El vértigo de Fernando Carro se convierte en plata
El español consigue la segunda medalla para el equipo español al terminar segundo tras el francés Mekhissi en los 3.000m obstáculos
Solo después del último paso por la ría, Fernando Carro volvió la cabeza y miró atrás.
El oro huía. Tendría que ser plata. Una medalla. Su medalla.
Hasta entonces, Carro tenía la mirada fija delante, clavada en la estela de la figura ligera de Mahiedine Mekhissi, el francés que volaba. Hasta entonces Carro, el chaval de Suanzes-Canillejas que se pasó la infancia corriendo, huyendo en la calle, corría detrás de un sueño, y el sueño se estaba cumpliendo. "He soñado tantas veces con esta situación, con esta carrera…", dice el atleta delgadísimo y moreno y su melena que se agita cuando se mueve, aéreo, sobre las vallas y sobre la ría que apenas moja sus pies. En el sueño, y en la realidad que solo, unos minutos después de terminar la carrera, rompe ruidosa la tormenta de tanto calor acumulado, tanta tensión, y el agua que inunda a la ciudad feliz, él no es el perseguido; él es el que persigue y alcanza a quien vuela. Es el sueño.
Es la última vuelta de un gran campeonato. El momento en el que, contrastado con la realidad, gozado, el vértigo, que en la cámara de llamadas es una bola pesada que le tapa el estómago y, dice, le hace preguntar a su entrenador, a Arturo Martín, “¿qué hacemos aquí? ¿no estaríamos mejor corriendo por el parque?”, se vuelve aliado que conduce y lleva a la gloria.
Mekhissi no está para poesía ni sutilezas ni miedos ni pasiones de adolescentes que sueñan. Mekhissi es inalcanzable antes ya de que estalle la tormenta. Un veterano de Mundiales y Europeos que corre, esprinta, hacia su cuarta victoria continental, que sería la quinta si no fuera porque en Zúrich 2014 le desposeyeron por quitarse la camisa victorioso nada más saltar la última ría, y ondearla en la recta final.
El francés termina en 8m 31,66s. Carro, en 8m 34,16s. El tercero, Chiappinelli, el italiano valiente, en 8m 35,81s.
Esta vez no se desnuda. Tampoco habría querido Carro ganar así. Carro es feliz porque ha hecho su carrera. Un primer mil lento que le ha permitido esconderse, trabajar menos. Un segundo mil, un poco más rápido, pero parecido, rozando los tres minutos esta vez por debajo. Y un último mil, decisivo bajo el impulso acelerado del italiano Yohannes Chiappinelli, que ataca lejano y selecciona el grupo, como Carro quería. En la última vuelta, el momento soñado. Se va Mekhissi y Carro se va a por él. Y piensa que lo puede alcanzar. Y sabe que a él, como en su calle, no le alcanzarán los que le persiguen. Nadie le quitará la medalla en los 3.000m obstáculos, la especialidad más española y la más manchada por el dopaje que él, una década después, limpia y honra. Siete atletas españoles han ganado medalla europea en la distancia. Una fue Marta Domínguez, en Barcelona 2010, meses antes del inicio de su fin con la Operación Galgo; allí también fue plata José Luis Blanco, quien dio positivo por EPO poco después, como años antes Antonio David Jiménez Pentinel, Penti, el campeón de Múnich 2002 que en la rueda de prensa dijo que había ganado “por huevos”, y después fue protagonista de detenciones policiales por dopaje. Pero Carro, que se declara feroz enemigo del dopaje, y lo dice públicamente, como su admirado Arturo Casado, el que fue atleta del mismo entrenador, y campeón de Europa de 1.500m, que marca la ética de un grupo que quiere ser ejemplar.

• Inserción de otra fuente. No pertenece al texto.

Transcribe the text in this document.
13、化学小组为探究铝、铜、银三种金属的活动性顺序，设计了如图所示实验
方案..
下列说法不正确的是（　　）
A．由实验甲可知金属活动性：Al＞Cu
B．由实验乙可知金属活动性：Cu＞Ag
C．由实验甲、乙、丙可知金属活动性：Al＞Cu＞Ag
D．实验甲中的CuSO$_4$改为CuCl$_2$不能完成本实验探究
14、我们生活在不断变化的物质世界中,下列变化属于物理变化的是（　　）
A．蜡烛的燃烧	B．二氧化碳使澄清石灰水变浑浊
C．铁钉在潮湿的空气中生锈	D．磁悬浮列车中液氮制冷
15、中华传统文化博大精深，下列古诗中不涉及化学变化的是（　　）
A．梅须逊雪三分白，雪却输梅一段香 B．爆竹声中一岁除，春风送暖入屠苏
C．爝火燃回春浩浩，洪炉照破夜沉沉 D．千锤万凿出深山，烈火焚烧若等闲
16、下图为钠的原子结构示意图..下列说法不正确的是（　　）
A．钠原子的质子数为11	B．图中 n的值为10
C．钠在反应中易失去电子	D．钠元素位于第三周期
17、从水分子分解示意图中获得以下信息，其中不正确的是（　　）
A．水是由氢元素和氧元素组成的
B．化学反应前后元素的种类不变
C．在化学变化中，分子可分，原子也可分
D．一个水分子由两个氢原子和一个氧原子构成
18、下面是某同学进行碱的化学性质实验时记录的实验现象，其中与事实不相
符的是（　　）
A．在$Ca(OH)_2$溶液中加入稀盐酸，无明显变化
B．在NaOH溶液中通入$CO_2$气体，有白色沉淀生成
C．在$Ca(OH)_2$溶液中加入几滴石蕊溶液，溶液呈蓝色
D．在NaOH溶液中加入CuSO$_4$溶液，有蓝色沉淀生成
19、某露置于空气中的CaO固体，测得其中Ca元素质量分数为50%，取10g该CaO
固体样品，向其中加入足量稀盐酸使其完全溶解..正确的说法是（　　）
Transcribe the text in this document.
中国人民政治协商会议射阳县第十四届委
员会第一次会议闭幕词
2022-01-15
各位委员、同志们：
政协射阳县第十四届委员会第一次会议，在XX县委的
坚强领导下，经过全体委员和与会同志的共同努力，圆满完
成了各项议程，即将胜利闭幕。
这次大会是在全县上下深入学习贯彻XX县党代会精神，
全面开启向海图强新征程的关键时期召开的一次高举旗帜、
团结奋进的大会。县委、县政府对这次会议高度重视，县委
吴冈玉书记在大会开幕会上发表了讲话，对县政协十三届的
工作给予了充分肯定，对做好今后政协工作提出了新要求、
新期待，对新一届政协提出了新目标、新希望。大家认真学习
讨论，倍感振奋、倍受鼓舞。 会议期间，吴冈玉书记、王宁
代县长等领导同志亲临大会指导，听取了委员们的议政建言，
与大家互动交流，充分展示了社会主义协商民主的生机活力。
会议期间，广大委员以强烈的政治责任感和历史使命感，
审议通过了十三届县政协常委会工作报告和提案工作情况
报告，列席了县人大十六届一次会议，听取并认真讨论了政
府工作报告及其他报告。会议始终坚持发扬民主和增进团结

“No sabía quién venía detrás. Podían venir cinco tíos con un cuchillo, que yo iba a por el de delante”, dice Carro, que sigue narrando la carrera cuyas imágenes no saldrán de su cabeza durante meses. “A falta de 300 metros ya sabía que nadie podía cogerme”.
Carro lleva el cuerpo y los brazos tatuados, y el aire de barrio no quiere que le abandone, como él jura no abandonar, pase lo que pase, su viejo Fiat que aún le mueve. Y cuenta que los tatuajes, su infancia, Son todos una historia, tienen una carga emocional, tan sentimental como es él, porque tienen que ver con su familia. Uno lo lleva por su hermano que murió cuando tenía siete años, y su infancia quedó tocada para siempre. Y pensó en su madre, el ancla de una familia desestructurada, que es mayor y a quien siempre que corre le pone una vela.
Y, como por encanto, cuando la tormenta estalla, los miles de espectadores del estadio refugiados en las tribunas, encienden velas. Y todos cantan.